Ultra-long carbon nanotube-paraffin composites of record thermal conductivity and high phase change enthalpy among paraffin-based heat storage materials

Phase change materials (PCMs) are capable of storage considerably more energy than the conventional systems based on sensible heat. Despite immense and global research, there is a continuous pursuit for high-performance PCMs among which carbon nanocomposites emerge as the most prospective ones. In this paper, by comprehensive analysis of carbon nanotubes (CNTs) of three various morphologies (crystallinity, number of walls, and aspect ratio), we report record-breaking characteristics of CNT-paraffin nanocomposites based on ultra-long (770 mu m) in-house multi-wall CNTs (MWCNTs) as fully functional PCMs prepared by a melting technique.

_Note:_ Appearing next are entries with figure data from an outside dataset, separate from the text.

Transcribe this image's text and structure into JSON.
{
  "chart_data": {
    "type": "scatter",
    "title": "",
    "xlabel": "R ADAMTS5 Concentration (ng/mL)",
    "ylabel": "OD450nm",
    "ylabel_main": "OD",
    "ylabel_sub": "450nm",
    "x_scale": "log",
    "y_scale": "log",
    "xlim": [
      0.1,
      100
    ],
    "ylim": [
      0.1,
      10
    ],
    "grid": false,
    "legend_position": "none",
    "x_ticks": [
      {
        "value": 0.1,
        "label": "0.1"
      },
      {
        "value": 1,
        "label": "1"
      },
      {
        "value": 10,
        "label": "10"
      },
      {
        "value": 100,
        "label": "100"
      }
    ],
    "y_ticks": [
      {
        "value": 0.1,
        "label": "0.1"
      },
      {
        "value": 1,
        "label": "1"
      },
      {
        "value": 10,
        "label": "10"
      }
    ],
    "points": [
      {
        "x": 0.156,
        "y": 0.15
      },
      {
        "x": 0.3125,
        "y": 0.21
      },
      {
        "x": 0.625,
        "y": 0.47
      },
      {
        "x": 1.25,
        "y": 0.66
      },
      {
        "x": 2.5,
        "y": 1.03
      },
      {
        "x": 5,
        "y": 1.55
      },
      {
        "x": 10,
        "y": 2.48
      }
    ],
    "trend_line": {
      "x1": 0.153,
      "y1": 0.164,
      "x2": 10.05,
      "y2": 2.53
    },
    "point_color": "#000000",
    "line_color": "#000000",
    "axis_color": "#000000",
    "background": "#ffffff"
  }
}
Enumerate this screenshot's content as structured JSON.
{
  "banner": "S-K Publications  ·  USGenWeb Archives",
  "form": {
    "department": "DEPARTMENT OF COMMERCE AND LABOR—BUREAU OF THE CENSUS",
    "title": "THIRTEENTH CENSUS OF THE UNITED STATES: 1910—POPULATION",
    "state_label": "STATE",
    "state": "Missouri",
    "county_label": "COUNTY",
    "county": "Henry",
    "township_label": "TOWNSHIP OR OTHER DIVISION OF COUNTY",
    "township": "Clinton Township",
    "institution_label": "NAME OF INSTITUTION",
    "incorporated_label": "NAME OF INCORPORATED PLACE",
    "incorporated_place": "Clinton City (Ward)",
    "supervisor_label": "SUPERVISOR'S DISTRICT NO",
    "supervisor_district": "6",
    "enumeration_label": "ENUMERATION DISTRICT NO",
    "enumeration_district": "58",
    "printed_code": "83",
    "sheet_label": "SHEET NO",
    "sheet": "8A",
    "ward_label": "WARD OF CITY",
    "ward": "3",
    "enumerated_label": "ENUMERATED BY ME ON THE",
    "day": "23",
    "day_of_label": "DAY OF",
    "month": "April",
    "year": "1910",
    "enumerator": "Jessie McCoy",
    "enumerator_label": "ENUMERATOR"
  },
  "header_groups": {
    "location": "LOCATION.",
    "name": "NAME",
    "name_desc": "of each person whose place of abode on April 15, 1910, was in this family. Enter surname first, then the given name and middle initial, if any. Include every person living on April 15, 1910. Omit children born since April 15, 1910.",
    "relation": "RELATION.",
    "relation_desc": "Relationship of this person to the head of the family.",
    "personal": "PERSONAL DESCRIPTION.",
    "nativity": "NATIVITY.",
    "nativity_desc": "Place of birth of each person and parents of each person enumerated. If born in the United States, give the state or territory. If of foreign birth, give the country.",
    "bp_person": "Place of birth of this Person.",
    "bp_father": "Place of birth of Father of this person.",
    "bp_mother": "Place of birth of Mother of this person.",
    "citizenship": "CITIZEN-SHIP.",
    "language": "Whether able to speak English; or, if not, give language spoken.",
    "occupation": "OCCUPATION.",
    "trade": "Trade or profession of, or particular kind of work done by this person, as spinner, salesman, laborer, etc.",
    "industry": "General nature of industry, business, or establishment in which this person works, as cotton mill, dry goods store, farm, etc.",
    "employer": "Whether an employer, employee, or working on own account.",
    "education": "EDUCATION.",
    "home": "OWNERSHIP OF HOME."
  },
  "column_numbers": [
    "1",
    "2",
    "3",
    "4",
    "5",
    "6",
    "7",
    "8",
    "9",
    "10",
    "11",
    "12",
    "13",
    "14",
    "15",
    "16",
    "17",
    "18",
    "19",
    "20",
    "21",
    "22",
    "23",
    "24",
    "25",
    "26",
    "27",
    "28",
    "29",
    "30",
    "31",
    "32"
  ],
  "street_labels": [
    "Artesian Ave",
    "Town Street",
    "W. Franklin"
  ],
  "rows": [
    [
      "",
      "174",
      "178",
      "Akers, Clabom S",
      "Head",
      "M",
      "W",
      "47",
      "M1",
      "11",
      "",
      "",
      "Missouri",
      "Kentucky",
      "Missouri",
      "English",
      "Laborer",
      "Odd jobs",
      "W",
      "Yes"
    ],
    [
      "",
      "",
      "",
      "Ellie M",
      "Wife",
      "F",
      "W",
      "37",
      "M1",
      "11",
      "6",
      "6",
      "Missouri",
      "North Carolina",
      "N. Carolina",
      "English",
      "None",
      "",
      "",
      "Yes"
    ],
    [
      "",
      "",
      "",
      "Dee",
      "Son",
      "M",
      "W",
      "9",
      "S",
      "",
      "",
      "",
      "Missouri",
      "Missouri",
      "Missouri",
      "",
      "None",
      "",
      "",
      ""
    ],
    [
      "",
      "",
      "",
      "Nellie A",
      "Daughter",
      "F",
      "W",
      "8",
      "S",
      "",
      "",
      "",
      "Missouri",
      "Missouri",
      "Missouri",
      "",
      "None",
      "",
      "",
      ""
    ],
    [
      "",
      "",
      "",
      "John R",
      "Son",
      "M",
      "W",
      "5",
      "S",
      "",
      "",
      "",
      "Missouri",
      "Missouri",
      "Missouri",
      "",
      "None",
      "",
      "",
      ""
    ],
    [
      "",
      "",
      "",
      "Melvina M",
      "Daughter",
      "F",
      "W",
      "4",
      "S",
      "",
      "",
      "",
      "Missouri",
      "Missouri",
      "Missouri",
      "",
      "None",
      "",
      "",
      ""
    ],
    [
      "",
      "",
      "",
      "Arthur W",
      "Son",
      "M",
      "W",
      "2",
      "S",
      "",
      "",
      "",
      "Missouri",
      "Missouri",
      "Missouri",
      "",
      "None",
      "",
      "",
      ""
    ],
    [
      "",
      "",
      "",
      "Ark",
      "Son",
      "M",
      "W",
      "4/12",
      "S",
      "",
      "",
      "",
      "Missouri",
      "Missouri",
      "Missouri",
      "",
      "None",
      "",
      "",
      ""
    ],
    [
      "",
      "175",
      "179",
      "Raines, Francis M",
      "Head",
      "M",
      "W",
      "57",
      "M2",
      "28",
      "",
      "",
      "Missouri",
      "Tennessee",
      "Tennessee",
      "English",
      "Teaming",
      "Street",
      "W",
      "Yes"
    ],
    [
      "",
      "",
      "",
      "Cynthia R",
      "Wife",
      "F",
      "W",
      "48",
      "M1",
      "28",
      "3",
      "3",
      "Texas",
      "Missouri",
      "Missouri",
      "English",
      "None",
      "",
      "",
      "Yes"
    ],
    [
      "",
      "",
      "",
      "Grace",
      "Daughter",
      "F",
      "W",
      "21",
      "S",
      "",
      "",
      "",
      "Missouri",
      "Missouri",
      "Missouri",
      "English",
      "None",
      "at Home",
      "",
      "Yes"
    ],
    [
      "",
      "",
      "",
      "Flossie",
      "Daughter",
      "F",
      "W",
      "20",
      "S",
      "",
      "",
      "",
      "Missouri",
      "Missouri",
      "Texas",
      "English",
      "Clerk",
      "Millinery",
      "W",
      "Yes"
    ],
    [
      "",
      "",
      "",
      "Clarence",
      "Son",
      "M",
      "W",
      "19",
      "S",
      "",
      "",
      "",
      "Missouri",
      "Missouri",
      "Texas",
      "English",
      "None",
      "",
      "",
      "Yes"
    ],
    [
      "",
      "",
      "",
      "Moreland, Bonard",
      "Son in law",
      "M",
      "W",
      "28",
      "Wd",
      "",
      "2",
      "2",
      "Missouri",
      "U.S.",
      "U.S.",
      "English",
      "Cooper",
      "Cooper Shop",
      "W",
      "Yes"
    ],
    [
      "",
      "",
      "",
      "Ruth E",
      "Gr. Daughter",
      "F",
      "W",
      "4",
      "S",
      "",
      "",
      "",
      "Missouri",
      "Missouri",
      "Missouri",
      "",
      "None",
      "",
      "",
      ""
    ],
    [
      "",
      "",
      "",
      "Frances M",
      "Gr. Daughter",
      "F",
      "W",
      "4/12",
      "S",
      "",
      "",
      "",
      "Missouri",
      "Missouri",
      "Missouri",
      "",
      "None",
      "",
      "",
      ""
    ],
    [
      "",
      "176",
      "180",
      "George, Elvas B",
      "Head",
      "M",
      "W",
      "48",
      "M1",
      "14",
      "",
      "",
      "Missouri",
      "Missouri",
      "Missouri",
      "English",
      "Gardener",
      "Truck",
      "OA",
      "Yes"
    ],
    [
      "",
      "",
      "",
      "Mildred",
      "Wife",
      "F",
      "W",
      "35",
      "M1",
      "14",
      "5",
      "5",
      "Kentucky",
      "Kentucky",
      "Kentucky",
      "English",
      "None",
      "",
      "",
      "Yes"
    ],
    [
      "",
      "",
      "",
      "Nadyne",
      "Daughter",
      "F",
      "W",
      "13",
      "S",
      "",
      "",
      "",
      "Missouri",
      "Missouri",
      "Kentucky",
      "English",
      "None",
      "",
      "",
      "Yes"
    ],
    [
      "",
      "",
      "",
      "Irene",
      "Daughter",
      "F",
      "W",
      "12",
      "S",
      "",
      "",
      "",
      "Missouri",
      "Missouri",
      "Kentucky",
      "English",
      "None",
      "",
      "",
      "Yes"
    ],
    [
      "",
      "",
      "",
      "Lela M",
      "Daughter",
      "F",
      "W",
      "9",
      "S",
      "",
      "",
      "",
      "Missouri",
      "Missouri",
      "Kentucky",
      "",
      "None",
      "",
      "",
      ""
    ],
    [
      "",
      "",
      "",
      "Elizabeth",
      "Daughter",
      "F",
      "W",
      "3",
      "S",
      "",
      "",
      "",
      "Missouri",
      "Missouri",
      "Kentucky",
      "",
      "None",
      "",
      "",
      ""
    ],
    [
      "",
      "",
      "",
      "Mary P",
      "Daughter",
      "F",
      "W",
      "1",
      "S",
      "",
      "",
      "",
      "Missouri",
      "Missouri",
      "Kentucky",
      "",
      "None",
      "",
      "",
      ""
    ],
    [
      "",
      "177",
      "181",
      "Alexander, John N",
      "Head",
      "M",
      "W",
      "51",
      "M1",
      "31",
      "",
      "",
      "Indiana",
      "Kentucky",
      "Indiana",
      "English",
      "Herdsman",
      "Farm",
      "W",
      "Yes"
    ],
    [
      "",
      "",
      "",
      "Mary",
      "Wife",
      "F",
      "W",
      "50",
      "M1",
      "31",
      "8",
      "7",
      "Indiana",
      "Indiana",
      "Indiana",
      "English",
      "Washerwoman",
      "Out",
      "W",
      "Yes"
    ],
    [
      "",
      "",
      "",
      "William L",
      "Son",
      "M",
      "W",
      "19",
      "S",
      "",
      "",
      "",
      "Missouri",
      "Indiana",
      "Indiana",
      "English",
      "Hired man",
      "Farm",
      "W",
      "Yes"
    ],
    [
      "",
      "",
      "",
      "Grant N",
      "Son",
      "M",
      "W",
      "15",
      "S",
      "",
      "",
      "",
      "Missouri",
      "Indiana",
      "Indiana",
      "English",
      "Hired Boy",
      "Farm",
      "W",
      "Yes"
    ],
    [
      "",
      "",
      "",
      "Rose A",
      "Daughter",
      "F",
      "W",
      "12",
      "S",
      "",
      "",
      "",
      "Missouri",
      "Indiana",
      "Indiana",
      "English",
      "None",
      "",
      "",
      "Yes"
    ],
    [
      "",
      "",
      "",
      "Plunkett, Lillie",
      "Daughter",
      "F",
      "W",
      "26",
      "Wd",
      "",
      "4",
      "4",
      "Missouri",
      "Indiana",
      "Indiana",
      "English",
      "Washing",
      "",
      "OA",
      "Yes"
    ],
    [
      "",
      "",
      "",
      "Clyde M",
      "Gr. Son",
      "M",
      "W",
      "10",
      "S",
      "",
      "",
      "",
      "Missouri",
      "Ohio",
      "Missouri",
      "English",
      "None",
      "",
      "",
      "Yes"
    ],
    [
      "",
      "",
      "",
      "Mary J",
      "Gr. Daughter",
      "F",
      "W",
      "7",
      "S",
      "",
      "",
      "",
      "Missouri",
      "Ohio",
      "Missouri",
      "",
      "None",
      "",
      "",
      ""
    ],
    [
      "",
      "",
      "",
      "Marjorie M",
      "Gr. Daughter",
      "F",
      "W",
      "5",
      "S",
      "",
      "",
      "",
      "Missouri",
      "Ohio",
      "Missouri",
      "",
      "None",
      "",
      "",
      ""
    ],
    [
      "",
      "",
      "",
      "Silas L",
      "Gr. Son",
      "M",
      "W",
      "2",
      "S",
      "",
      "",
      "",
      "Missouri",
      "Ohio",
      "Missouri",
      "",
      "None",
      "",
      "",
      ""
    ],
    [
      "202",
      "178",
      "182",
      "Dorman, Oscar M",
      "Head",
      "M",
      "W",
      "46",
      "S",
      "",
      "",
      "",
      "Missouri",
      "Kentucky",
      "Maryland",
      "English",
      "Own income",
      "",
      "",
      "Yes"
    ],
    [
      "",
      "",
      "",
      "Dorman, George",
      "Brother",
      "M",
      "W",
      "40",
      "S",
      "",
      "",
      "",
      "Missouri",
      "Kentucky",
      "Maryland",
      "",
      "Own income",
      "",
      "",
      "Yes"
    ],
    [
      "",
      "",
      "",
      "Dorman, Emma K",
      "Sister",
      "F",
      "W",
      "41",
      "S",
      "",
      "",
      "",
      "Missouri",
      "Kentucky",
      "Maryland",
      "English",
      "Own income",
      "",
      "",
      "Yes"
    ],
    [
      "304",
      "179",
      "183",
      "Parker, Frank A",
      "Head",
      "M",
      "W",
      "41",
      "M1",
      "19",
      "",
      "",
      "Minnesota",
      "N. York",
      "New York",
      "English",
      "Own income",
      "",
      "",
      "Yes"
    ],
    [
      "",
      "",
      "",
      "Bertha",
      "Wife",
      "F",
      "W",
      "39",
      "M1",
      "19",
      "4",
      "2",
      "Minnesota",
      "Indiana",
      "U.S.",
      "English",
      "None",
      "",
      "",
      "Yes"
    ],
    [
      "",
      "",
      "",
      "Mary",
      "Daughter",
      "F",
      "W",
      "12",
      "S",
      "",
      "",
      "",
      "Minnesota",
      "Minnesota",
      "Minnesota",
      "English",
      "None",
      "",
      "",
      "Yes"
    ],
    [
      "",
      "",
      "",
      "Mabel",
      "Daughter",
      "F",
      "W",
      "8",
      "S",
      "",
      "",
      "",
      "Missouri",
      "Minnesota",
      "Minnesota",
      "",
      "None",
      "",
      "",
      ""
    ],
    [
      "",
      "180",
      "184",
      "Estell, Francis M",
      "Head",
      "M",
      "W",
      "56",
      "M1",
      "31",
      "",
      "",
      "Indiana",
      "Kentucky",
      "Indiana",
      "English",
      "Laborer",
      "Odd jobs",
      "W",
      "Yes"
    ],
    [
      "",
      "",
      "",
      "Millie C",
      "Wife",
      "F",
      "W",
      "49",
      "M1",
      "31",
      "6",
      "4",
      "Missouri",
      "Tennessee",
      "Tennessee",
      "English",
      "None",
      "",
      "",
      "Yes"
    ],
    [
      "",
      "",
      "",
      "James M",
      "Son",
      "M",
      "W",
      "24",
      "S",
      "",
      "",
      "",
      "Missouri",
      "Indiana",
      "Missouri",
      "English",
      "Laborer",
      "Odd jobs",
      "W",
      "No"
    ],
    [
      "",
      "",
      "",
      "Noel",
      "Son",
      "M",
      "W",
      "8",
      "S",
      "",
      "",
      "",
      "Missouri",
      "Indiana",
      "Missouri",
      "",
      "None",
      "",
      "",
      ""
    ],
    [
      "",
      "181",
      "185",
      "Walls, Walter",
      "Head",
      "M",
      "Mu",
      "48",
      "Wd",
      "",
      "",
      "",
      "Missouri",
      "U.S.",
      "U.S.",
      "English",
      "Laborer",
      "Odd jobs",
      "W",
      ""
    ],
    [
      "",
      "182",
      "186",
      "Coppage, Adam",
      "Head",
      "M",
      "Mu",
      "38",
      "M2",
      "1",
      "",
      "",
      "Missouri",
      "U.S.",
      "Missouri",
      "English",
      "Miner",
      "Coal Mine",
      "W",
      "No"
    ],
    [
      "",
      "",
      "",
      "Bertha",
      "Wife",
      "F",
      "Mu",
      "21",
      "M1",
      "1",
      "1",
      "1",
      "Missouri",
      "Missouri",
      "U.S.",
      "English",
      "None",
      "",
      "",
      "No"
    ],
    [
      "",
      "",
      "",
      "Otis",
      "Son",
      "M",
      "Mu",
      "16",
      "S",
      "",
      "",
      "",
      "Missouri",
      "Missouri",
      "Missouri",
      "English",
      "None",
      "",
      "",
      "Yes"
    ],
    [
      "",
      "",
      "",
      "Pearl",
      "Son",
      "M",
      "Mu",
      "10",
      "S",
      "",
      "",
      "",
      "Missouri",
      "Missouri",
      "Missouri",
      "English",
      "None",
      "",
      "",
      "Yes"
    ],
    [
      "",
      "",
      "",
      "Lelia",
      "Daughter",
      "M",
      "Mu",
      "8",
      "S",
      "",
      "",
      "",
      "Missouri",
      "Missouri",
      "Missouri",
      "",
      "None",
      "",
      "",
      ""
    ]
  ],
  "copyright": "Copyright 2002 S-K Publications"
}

By systematic investigations covering scanning electron microscopy (SEM), transmission electron microscopy (TEM), X-ray diffraction (XRD), and analysis of thermophysical properties, we have constructed the most promising MWCNT(0.5% wt.)-paraffin nanocomposite of 37%-enhanced thermal conductivity and 6.3%-higher enthalpy of phase change (Delta H-m), in reference to the base paraffin, as well as excellent cycling stability (>50 heating/cooling cycles), and as low supercooling temperature (Delta T = T-m-T-c) as 2.4 degrees C. The superior characteristics derive from rapider nucleation of larger crystallites by MWCNTs proceeding via short- and long-range templating as well as intrinsic characteristics of individual and fibrous ultra-long MWCNTs. Additionally, even a 161%-enhancement in thermal conductivity is available for the long MWCNT-paraffin composite, but at the cost of preserving the remaining thermophysical characteristics of neat paraffin. The results clearly point out the potential of the elaborated PCMs toward thermal energy storage.